Modern-day disaster

I have to say that this story includes situations that may trigger you if you have faced a loss or traumatic birth experience.

Michele, I have no words for the grief you clearly feel over the loss you have experienced. My deepest condolences, yet I find it heartening that you can look at your son and be amazed. You clearly love him deeply and I am forever honored that you chose to share this story with my readers and I.

My story is a bit ugly, but I’ll share it anyways. My first time getting pregnant, I got pregnant with twins. Boy/Girl twins. Everything went smooth, for a while.

At 23 weeks I felt a gush while walking through Wal Mart. We rushed to the er. The test showed that the fluid was in fact amniotic.

After stabilizing my bp and heart rate (which were now both high) they moved me via ambulance to my delivery hospital. (Ambulance also got lost in a subdivision, which didn’t help my vitals).

My delivering hospital did the same test. Said the results were inconclusive. Then sent me home. At 24 weeks the bleeding started.

We returned to the delivering hospital 3 times over the next two weeks for heavy bleeding. Each time to be told the babies look fine, they cant find the source of the bleeding, and to be sent home. On bed rest. Which I followed.

At 26+4 I started hemorrhaging at home. Same song and dance, only this time they decided to keep me. This was a Thursday. That Friday I was told that I had proteins in my urine..and was severe preeclamptic. As well as a possible placenta abruption (they weren’t positive)

Saturday the contractions started. You could feel them on my stomach but they weren’t showing on the monitor. The nurses basically told me I was wrong. It was just Braxton hicks spasms. That was late Saturday night.
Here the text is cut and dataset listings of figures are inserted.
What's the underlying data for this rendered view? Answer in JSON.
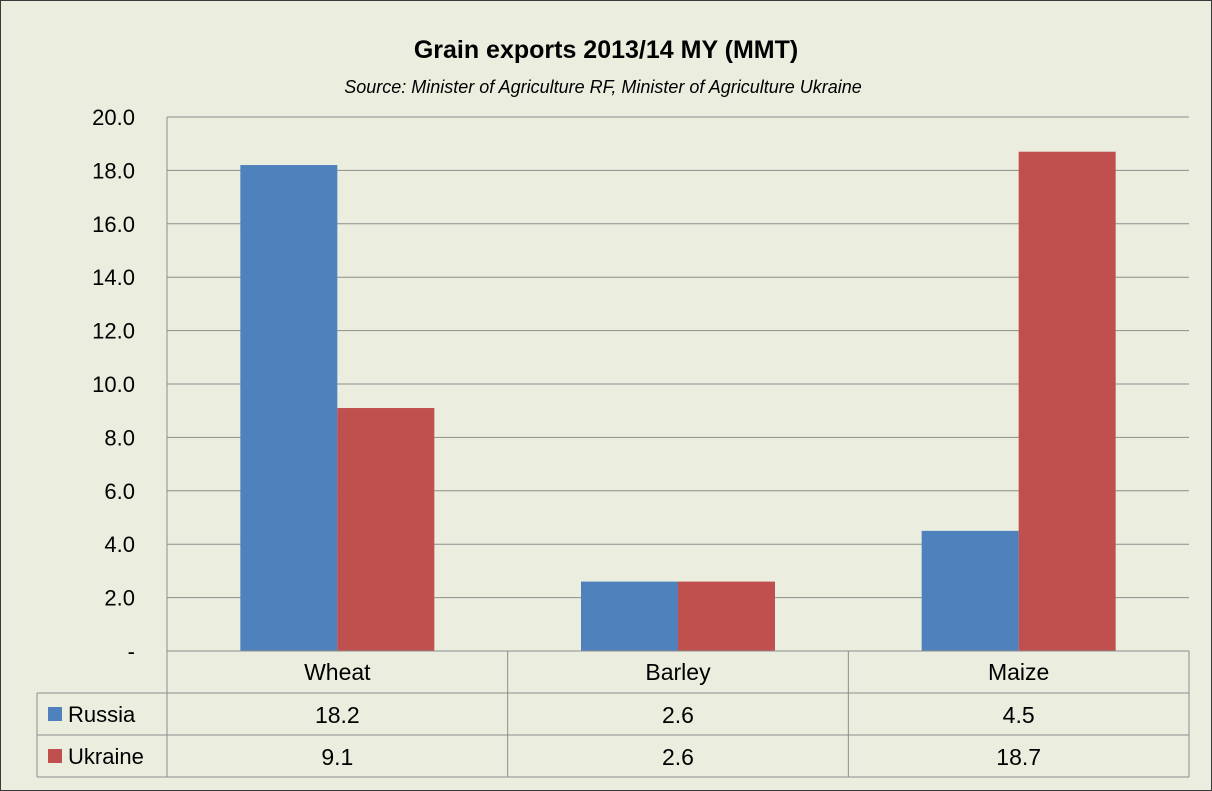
{
  "title": "Grain exports 2013/14 MY (MMT)",
  "subtitle": "Source: Minister of Agriculture RF, Minister of Agriculture Ukraine",
  "colors": {
    "Russia": "#4f81bd",
    "Ukraine": "#c0504d",
    "background": "#ebeedf",
    "grid": "#8c8c8c"
  },
  "chart_data": {
    "type": "bar",
    "title": "Grain exports 2013/14 MY (MMT)",
    "subtitle": "Source: Minister of Agriculture RF, Minister of Agriculture Ukraine",
    "categories": [
      "Wheat",
      "Barley",
      "Maize"
    ],
    "series": [
      {
        "name": "Russia",
        "values": [
          18.2,
          2.6,
          4.5
        ],
        "labels": [
          "18.2",
          "2.6",
          "4.5"
        ]
      },
      {
        "name": "Ukraine",
        "values": [
          9.1,
          2.6,
          18.7
        ],
        "labels": [
          "9.1",
          "2.6",
          "18.7"
        ]
      }
    ],
    "ylim": [
      0,
      20
    ],
    "yticks": [
      "-",
      "2.0",
      "4.0",
      "6.0",
      "8.0",
      "10.0",
      "12.0",
      "14.0",
      "16.0",
      "18.0",
      "20.0"
    ],
    "grid": true,
    "legend": "data-table"
  }
}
This continued through late Sunday night.

At this point, these contractions had increased and were getting closer and closer. I was literally bending the bars on the hospital bed. I started feeling the need to push. Like, push now.

We told the nurse who again didn’t believe me. Finally, we insisted she check to see if I was dilating. Here things got hectic. Her exact words were ” oh my god. I feel digits!” I was dilated to TEN!
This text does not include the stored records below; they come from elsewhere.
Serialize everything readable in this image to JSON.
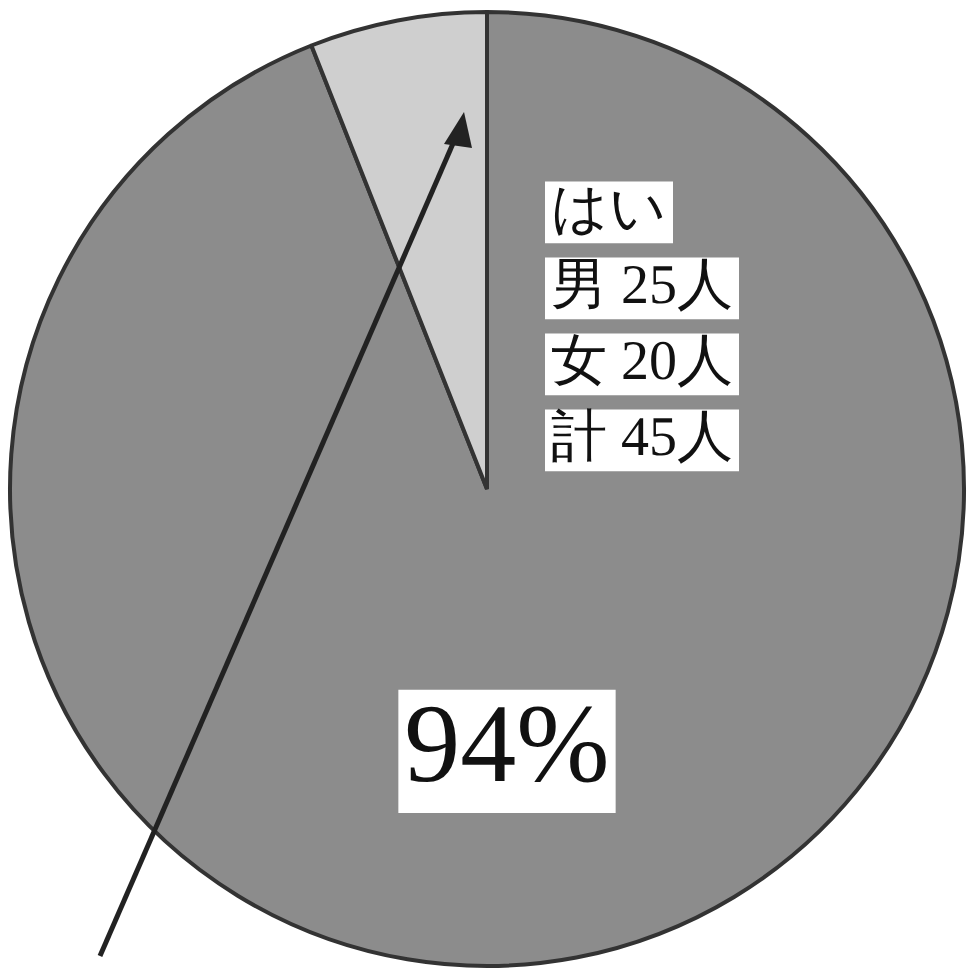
{
  "chart_data": {
    "type": "pie",
    "categories": [
      "はい",
      null
    ],
    "values": [
      94,
      6
    ],
    "colors": [
      "#8c8c8c",
      "#cfcfcf"
    ],
    "value_labels": [
      "94%",
      null
    ],
    "annotations": [
      "男 25人",
      "女 20人",
      "計 45人"
    ],
    "legend": false
  }
}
Everything went fast here. Emergency c section. The iv infiltrated. I wasn’t numbed when they started cutting. I was supposed to be asleep through it but I was awake. Crying. Intubated and unable to speak. It was literally a horror movie.

My daughter came out first, crying. My son came out second and wasn’t breathing. Both babies were rushed to NICU and I was put back to sleep for several hours. (Apparently bleeding was horrible at this point. I didn’t know that until almost six months later)
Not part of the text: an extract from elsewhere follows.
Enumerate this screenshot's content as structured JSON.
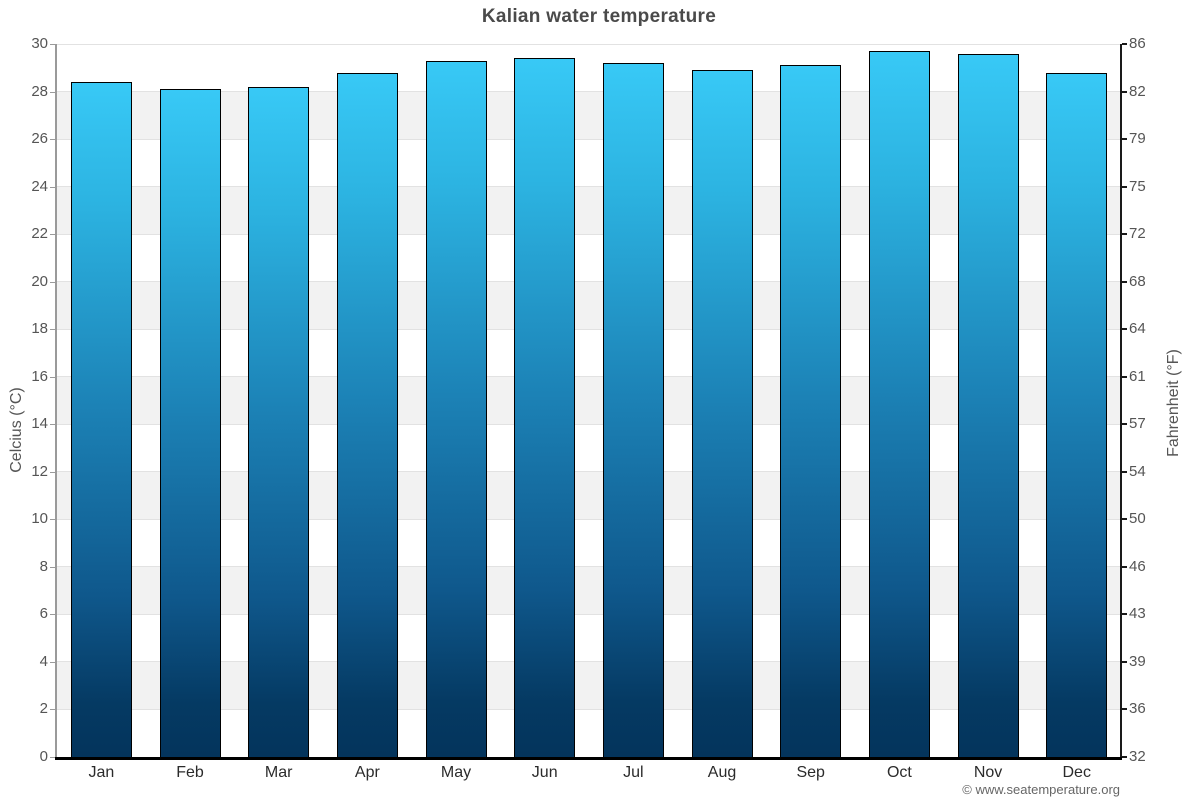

My son was kept at the delivering hospital, my daughter was moved a few towns over for hypoplastic lung issues. The next morning we received a PHONE CALL from the other hospital that my daughter had died while they were trying to insert a tube through her chest into her lung. It was mortifying.

To this day. 5 years later, I am still so thankful to have my beautiful boy, but have never really talked to anyone about our horrible disaster of a birthing experience.

My son was 2 pounds at birth. After 65 days in the NICU, he came home before his due date.

Today he is in kindergarten. Handsome. So smart. No big delays other than a lazy eye were working to fix. Even through tragedy, this little angel flourished into something just amazing. Stronger and taller than most kids his age. An absolute amazement to me.

Please know that I share stories like this so we can learn from them and where the medical support was lacking (though I make no accusations myself) that we have a chance to correct that in the future. There is so much that we need to change and correct with how women and babies are treated within the pregnancy and birthing experience that stories like this MUST be shared to help our support teams understand WHY we need the changes.